Director of the Ohio Department of Health
- In office August 11, 2014 – March 31, 2017
- Governor: John Kasich
- Preceded by: Ted Wymyslo
- Succeeded by: Lance Himes

Executive Director of the Ohio Turnpike Commission
- In office November 7, 2011 – August 10, 2014
- Governor: John Kasich
- Preceded by: George Distel
- Succeeded by: Randy Cole

Member of the Ohio House of Representatives from the 82nd district
- In office January 3, 1993 – January 3, 1999
- Preceded by: Larry Manahan
- Succeeded by: Steve Buehrer

Personal details
- Born: October 12, 1963 (age 62) Sidney, Ohio, U.S.
- Party: Republican

= Richard Hodges (American politician) =

American politician (born 1963)

Richard A. Hodges (born October 12, 1963) is an American politician who served as Director of the Ohio Department of Health from August 2014 to 2017. He is a former member of the Ohio House of Representatives, serving from 1993 to 1999.

Hodges was legally required to serve as defendant in the landmark civil rights case Obergefell v. Hodges, which he lost, resulting in the legalization of same-sex marriage everywhere in the United States. He personally supported same-sex marriage prior to the lawsuit. However, his oath of office legally obligated him to defend Ohio's existing statutes.

== Biography ==
===Early life and education===
Hodges graduated from Archbold High School in Archbold, Ohio and received his Bachelor of Arts with Honors in Government from Oberlin College, Oberlin, Ohio. He later earned his Masters in Public Administration from the University of Toledo.
===Career===
Hodges was appointed County Treasurer of Fulton County, Ohio in 1987 and was elected to a full term in 1988. In 1992 he successfully ran for the Ohio House of Representatives. While in the legislature Hodges chaired the House Commerce and Labor Committee responsible for Workers Compensation and employment law. He also served on the Health and Retirement Committee, Ohio Turnpike Commission and the Ohio Bureau of Workers' Compensation Oversight Committee. He received the Watchdog of the Treasury from the United Conservatives of Ohio 3 times and the Friend of Life Award from the same organization once.

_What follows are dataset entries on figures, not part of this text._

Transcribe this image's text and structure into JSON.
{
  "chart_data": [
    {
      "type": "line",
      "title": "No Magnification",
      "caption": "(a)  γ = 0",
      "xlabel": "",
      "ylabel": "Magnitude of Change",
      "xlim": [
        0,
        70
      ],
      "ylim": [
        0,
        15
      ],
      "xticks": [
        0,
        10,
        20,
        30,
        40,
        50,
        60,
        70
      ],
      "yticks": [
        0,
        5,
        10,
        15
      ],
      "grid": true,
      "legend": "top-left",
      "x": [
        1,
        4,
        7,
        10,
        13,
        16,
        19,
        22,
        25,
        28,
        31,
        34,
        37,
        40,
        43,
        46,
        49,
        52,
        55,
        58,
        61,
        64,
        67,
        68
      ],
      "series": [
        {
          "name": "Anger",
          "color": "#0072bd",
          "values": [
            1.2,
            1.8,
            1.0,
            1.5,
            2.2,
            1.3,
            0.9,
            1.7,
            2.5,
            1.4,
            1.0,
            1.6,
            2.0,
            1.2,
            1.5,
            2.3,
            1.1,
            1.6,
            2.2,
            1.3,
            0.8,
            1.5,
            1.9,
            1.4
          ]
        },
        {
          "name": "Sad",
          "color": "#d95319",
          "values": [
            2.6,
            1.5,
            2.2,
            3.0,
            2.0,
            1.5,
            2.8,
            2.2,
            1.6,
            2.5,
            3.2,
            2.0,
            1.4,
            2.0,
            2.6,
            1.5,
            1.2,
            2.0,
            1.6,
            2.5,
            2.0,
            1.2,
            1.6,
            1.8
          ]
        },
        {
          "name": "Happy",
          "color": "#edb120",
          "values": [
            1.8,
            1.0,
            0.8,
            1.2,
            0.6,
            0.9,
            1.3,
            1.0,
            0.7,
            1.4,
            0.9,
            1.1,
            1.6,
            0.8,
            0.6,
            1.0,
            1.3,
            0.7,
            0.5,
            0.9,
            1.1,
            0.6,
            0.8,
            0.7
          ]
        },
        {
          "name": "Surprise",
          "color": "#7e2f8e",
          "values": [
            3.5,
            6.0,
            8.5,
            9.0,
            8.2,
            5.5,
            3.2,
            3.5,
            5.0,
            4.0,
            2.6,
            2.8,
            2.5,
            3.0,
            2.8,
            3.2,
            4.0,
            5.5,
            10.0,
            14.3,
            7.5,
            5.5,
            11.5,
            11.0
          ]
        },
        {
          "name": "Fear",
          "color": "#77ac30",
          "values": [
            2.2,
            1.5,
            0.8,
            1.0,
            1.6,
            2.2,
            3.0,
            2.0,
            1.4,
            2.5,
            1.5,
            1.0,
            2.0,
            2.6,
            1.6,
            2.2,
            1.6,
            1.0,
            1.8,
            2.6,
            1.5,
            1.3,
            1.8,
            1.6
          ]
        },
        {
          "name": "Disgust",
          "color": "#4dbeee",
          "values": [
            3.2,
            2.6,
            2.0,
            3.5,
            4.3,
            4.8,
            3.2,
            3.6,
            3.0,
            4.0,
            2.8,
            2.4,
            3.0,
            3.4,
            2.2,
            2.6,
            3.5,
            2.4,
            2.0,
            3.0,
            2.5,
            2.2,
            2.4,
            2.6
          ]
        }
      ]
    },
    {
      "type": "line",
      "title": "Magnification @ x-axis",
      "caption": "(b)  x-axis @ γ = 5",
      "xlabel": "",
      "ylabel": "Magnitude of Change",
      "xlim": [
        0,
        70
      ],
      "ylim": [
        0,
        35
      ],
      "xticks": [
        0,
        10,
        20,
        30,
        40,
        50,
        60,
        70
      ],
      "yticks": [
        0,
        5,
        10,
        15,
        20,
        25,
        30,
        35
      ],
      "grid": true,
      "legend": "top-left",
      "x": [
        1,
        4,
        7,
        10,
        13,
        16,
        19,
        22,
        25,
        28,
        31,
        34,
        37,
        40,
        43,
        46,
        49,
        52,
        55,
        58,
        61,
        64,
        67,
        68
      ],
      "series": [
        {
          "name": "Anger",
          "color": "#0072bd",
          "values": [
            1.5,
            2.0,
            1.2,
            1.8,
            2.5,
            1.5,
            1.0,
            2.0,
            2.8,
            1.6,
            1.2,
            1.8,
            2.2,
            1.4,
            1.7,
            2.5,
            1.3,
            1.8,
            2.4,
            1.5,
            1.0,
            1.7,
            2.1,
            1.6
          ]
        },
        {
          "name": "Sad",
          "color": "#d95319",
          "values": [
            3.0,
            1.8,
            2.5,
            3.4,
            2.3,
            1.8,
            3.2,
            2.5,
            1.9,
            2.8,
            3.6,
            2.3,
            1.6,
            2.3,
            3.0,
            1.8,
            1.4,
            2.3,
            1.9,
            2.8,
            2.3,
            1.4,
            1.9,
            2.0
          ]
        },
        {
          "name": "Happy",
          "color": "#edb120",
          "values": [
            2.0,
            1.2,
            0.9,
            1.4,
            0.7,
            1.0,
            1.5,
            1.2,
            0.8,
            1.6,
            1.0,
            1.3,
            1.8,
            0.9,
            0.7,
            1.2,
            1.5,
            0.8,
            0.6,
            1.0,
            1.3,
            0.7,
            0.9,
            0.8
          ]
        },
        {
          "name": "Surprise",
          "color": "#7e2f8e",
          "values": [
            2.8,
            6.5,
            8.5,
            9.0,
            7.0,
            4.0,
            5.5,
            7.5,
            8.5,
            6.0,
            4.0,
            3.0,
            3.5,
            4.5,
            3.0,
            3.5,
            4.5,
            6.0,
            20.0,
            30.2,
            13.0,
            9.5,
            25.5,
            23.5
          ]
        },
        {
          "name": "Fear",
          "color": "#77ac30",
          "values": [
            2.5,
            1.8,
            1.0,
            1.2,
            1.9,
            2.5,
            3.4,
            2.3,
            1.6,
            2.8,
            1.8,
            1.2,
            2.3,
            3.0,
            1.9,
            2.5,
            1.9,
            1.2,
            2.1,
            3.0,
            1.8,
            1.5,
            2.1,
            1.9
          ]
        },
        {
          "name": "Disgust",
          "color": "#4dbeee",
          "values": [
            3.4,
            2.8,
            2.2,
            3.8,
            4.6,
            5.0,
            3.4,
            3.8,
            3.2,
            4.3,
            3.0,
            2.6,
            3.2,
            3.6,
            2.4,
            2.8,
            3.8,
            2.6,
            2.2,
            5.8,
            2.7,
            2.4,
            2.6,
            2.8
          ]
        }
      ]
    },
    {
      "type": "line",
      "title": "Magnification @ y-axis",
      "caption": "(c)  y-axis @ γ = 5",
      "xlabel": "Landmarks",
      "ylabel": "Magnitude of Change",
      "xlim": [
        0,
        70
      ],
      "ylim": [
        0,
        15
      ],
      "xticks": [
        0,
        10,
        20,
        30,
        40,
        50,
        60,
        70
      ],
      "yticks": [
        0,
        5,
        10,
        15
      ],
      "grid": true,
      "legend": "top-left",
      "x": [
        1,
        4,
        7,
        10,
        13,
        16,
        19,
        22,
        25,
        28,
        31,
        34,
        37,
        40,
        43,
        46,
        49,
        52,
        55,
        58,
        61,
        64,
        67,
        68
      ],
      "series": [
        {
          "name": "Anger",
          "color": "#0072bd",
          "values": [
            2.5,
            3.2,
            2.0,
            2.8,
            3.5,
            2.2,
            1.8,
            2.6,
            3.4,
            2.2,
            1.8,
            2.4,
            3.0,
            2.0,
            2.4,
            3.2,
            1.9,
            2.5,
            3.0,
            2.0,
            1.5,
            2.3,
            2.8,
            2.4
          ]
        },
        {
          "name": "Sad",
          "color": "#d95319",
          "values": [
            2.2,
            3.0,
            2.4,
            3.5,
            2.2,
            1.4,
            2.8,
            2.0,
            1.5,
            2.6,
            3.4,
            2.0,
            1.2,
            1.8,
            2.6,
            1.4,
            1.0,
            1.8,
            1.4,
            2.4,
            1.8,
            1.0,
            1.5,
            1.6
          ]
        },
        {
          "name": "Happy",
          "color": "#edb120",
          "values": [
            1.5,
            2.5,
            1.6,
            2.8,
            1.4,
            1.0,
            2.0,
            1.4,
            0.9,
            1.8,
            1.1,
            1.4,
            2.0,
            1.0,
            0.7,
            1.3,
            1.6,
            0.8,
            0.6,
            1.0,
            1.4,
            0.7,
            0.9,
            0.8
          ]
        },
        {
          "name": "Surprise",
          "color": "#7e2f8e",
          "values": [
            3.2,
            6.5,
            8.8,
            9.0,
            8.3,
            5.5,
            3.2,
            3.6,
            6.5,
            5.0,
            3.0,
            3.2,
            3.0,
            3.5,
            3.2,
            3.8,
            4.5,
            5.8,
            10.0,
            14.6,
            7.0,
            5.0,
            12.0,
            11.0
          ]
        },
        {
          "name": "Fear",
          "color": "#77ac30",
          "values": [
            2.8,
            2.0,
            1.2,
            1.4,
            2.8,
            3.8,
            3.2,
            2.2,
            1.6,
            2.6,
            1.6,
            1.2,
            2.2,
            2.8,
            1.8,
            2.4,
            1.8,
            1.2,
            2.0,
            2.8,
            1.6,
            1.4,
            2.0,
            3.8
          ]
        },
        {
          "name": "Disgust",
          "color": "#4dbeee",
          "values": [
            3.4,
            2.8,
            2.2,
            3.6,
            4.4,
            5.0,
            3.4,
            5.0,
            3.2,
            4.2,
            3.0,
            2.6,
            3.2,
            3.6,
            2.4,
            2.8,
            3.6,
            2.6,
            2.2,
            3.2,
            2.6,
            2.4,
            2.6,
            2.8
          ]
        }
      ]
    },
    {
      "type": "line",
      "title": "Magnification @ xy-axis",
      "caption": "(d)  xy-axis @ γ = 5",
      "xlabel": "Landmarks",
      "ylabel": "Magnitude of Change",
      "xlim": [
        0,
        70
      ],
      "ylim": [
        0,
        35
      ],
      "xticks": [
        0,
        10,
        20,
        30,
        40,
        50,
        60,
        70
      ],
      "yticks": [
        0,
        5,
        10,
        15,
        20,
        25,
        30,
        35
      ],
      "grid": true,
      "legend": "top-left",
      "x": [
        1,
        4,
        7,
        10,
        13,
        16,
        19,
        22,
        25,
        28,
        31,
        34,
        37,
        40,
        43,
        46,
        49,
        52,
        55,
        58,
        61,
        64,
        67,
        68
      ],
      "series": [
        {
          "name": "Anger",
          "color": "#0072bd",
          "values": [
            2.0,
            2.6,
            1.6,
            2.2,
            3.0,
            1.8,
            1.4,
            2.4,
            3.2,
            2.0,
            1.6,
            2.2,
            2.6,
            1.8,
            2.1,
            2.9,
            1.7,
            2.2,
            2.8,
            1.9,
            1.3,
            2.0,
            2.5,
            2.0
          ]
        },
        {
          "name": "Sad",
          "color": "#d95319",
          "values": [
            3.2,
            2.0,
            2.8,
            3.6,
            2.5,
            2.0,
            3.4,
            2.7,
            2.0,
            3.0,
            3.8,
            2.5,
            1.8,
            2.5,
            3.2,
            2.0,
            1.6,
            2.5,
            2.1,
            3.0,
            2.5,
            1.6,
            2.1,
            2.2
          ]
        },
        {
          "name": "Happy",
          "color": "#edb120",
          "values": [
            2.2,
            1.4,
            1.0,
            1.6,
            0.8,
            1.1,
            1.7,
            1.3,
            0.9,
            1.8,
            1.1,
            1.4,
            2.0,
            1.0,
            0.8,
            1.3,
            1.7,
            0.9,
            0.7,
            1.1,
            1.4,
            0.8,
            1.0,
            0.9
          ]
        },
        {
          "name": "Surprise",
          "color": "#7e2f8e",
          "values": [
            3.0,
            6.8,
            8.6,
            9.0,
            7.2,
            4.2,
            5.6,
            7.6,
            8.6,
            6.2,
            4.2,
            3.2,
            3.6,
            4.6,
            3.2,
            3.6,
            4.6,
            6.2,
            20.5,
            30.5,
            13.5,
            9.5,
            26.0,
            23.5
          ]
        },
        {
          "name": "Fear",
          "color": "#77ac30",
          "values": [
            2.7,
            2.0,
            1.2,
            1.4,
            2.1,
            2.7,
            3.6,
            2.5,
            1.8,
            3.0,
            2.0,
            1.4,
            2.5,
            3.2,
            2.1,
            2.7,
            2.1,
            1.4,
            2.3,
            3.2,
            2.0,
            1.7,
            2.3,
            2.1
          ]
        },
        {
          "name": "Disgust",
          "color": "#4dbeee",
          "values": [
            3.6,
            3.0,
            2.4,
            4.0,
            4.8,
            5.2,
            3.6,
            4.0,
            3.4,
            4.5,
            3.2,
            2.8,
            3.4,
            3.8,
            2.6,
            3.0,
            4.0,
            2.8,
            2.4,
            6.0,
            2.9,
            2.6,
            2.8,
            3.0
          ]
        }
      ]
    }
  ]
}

Hodges chose not to run for reelection in 1998, instead choosing to work in the private sector for Community Hospitals of Williams County in Bryan, Ohio from 1993 to 1998 and later Fulton County Health Center in Wauseon, Ohio from 1998 to 2000. He became Executive Vice President of the Mechanical Contractors Association of Northwestern Ohio from 2000 to 2005 where he was responsible for collective bargaining, employee assistance plans and Taft-Hartley health and welfare plans. He also served on the Toledo Public Schools Oversight Commission for construction and renovation of over 60 public school buildings in Toledo, Ohio as well as the Board of Directors for the Regional Growth Partnership. From 2005 to 2009 he was CEO of the Tucson Association of REALTORS and Multiple Listing Service. While in Tucson he was active in leadership roles in various issue campaigns including the RTA Bond Issue initiative. He served a brief stint as Executive Director of the Metropolitan Builders Association of Greater Milwaukee before returning to Ohio.

Hodges was the Executive Director of the Ohio Turnpike Commission, from November 2011 to August 2014. While in that post he supported Governor John Kasich's plan to leverage $1 billion in bonds for investment in highway construction projects near the Ohio Turnpike.

==== Obergefell v. Hodges ====
Hodges took up his position as director of the Ohio Department of Health on August 11, 2014, under an appointment by Ohio governor John Kasich. In his capacity as the Director of the Ohio Department of Public Health, Hodges was the lead-named respondent in the 2015 United States Supreme Court case Obergefell v. Hodges. The Supreme Court ruled against him, resulting in same-sex marriage being legalized in all 50 states. In 2017, Hodges resigned. Subsequently, he has expressed support for marriage equality—he attended a same-sex wedding just a few days after the decision—and has maintained a friendship with Jim Obergefell, the lead plaintiff in the case. The two former opponents have made public appearances together. After leaving government, Hodges became Executive in Residence and Visiting Professor at Ohio University.

==Personal life==
===Marriage===
Hodges is married to his wife, Susan Hodges, and they have two children.
===Friendship with Obergefell===
After resigning his post in 2017, he became an outspoken supporter of LGBT rights and has become friends with his legal opponent, Jim Obergefell.